Detecting Undetectable Computer Viruses

by Sujandharan Venkatachalam

Signature-based detection relies on patterns present in viruses and provides a relatively simple and efficient method for detecting known viruses. At present, most anti-virus systems rely primarily on signature detection.

Metamorphic viruses are one of the most difficult types of viruses to detect. Such viruses change their internal structure, which provides an effective means of evading signature detection. Previous work has provided a rigorous proof that a fairly simple metamorphic engine can generate viruses that will evade any signature-based detection.

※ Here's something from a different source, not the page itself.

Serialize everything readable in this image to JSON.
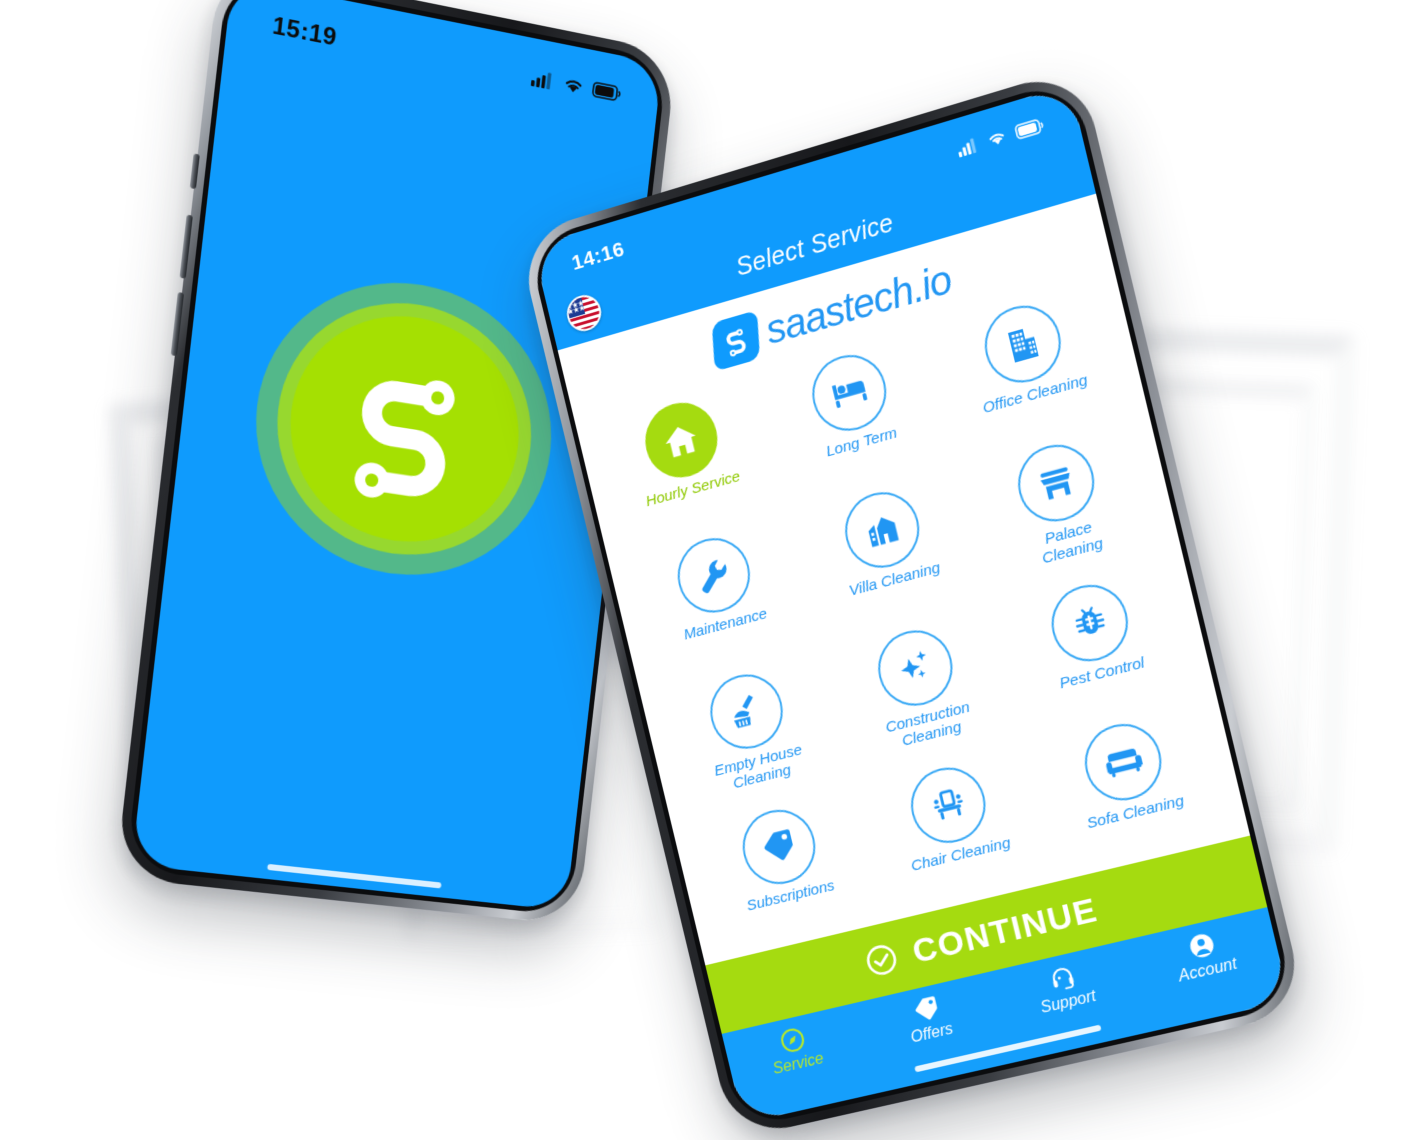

In this project, we first implement a metamorphic engine that is provably undetectable—in the sense of signature-based detection. We then show that, as expected, the resulting viruses are not detected by popular commercial anti-virus scanners. Finally, we analyze the same set of viruses using a previously developed approach based on hidden Markov models (HMM). This HMM-based technique easily detects the viruses.




Intrusion Detection and Prevention System: SQL-Injection

by Varian Luong

Personally identifiable information (PII) is information regarding things such as bank accounts, retirement or stock investment accounts, or credit card accounts. There is a need to protect the PII in databases that are connected to the ubiquitous, global network that is the Internet. If there is any vulnerability in the protection in a system that holds PII, then it presents an opportunity for an unauthorized person to access this PII.

One of the techniques available to would-be information thieves is SQL injection (SQL-I). In this project, a system is developed to analyze the values submitted by users through HTML forms and look for possible attack patterns. Once the system finds such a pattern, it blocks the attack and makes a record of the activity. If an attacker continues to pass such attack patterns, the system blocks access by this user altogether. We also include a mechanism to block users who attempt to log in at an abnormally high rate. This provides a combination of pattern-based detection and anomaly-based detection to create a reasonably robust intrusion detection system, with respect to SQL-I attacks.